Given the current presumed status of all the apps, why is it that I can't seem to let go? An ad in the latest edition of Harvard Magazine calls out to me: "Aiming for the Ivy League?" it asks, and goes on to trumpet its "unparalleled admission rate." And I actually think about giving them a call, when my eyes register the headline: "Attention, Rising Seniors." And it dawns on me, slowly, that my son no longer qualifies for their services. The ad is targeting next year's crop of high school seniors, already muscling their way on to the bus before their predecessors manage to get off.

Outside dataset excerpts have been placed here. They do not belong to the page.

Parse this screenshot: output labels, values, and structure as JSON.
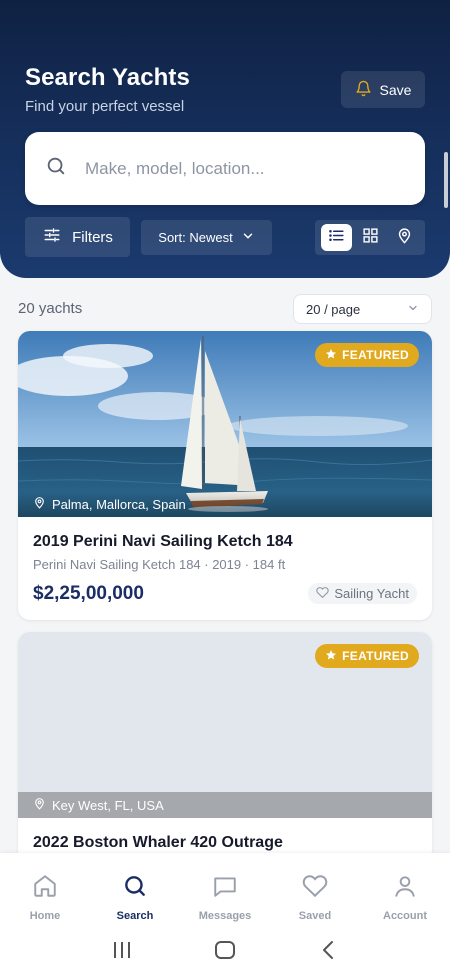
{
  "header": {
    "title": "Search Yachts",
    "subtitle": "Find your perfect vessel",
    "save_label": "Save"
  },
  "search": {
    "placeholder": "Make, model, location..."
  },
  "toolbar": {
    "filters_label": "Filters",
    "sort_label": "Sort: Newest",
    "view_modes": [
      "list",
      "grid",
      "map"
    ],
    "active_view": "list"
  },
  "results": {
    "count_label": "20 yachts",
    "per_page": "20 / page"
  },
  "listings": [
    {
      "badge": "FEATURED",
      "location": "Palma, Mallorca, Spain",
      "name": "2019 Perini Navi Sailing Ketch 184",
      "meta": "Perini Navi Sailing Ketch 184 · 2019 · 184 ft",
      "price": "$2,25,00,000",
      "type": "Sailing Yacht",
      "has_photo": true
    },
    {
      "badge": "FEATURED",
      "location": "Key West, FL, USA",
      "name": "2022 Boston Whaler 420 Outrage",
      "has_photo": false
    }
  ],
  "bottom_nav": {
    "items": [
      {
        "label": "Home",
        "icon": "home-icon"
      },
      {
        "label": "Search",
        "icon": "search-icon"
      },
      {
        "label": "Messages",
        "icon": "message-icon"
      },
      {
        "label": "Saved",
        "icon": "heart-icon"
      },
      {
        "label": "Account",
        "icon": "user-icon"
      }
    ],
    "active": "Search"
  },
  "colors": {
    "header_bg": "#16305d",
    "accent": "#1a2d64",
    "badge": "#e0a91e",
    "page_bg": "#f4f5f7"
  }
}
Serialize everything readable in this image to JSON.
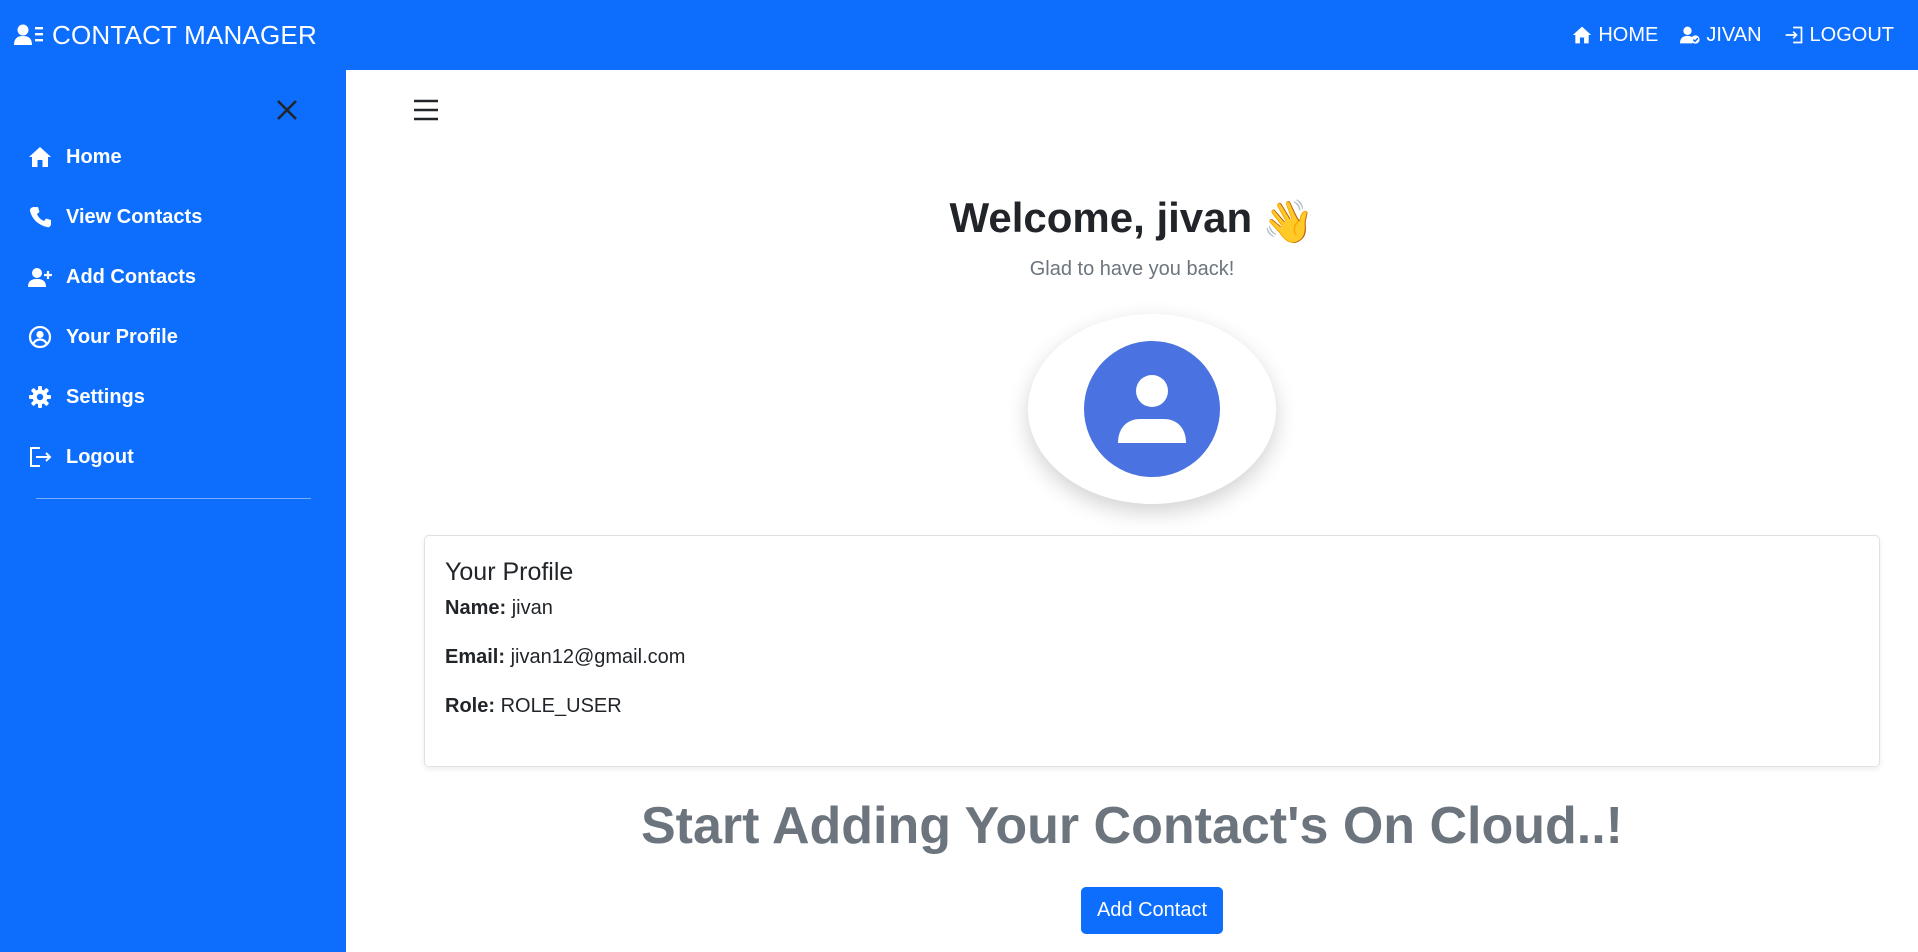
{
  "navbar": {
    "brand": "CONTACT MANAGER",
    "links": {
      "home": "HOME",
      "user": "JIVAN",
      "logout": "LOGOUT"
    }
  },
  "sidebar": {
    "items": [
      {
        "label": "Home",
        "icon": "home-icon"
      },
      {
        "label": "View Contacts",
        "icon": "phone-icon"
      },
      {
        "label": "Add Contacts",
        "icon": "user-plus-icon"
      },
      {
        "label": "Your Profile",
        "icon": "user-circle-icon"
      },
      {
        "label": "Settings",
        "icon": "gear-icon"
      },
      {
        "label": "Logout",
        "icon": "logout-icon"
      }
    ]
  },
  "main": {
    "welcome": "Welcome, jivan",
    "wave_emoji": "👋",
    "subtitle": "Glad to have you back!",
    "profile": {
      "title": "Your Profile",
      "name_label": "Name:",
      "name": "jivan",
      "email_label": "Email:",
      "email": "jivan12@gmail.com",
      "role_label": "Role:",
      "role": "ROLE_USER"
    },
    "cta_heading": "Start Adding Your Contact's On Cloud..!",
    "add_button": "Add Contact"
  },
  "colors": {
    "primary": "#0d6efd",
    "avatar": "#4a72e0",
    "muted": "#6c757d",
    "text": "#212529"
  }
}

Wednesday, February 28, 2007

When or If?

Last night at dinner A and his Dad got into an animated conversation about some physics problem. Terms like "vertex" and "momentum" and "friction" were bandied about, along with strings of equations that, of course, we all should know. I made no attempt to feign interest. Once it was determined that the rotation of the ball bearing in question is what led to its energy loss, I suggested we pass the potatoes and move on to other topics. Preferably in English. This is when Dad leans back in his chair and waxes on about MIT in general, his physics classes in particular, and reminisces about just how hard it was.

To which A responds: "Believe me, when I go to MIT I'm going with my tail between my legs." He quickly corrects himself and restates: "If I go to MIT." It was an interesting slip. We'll know soon enough if it was prescient.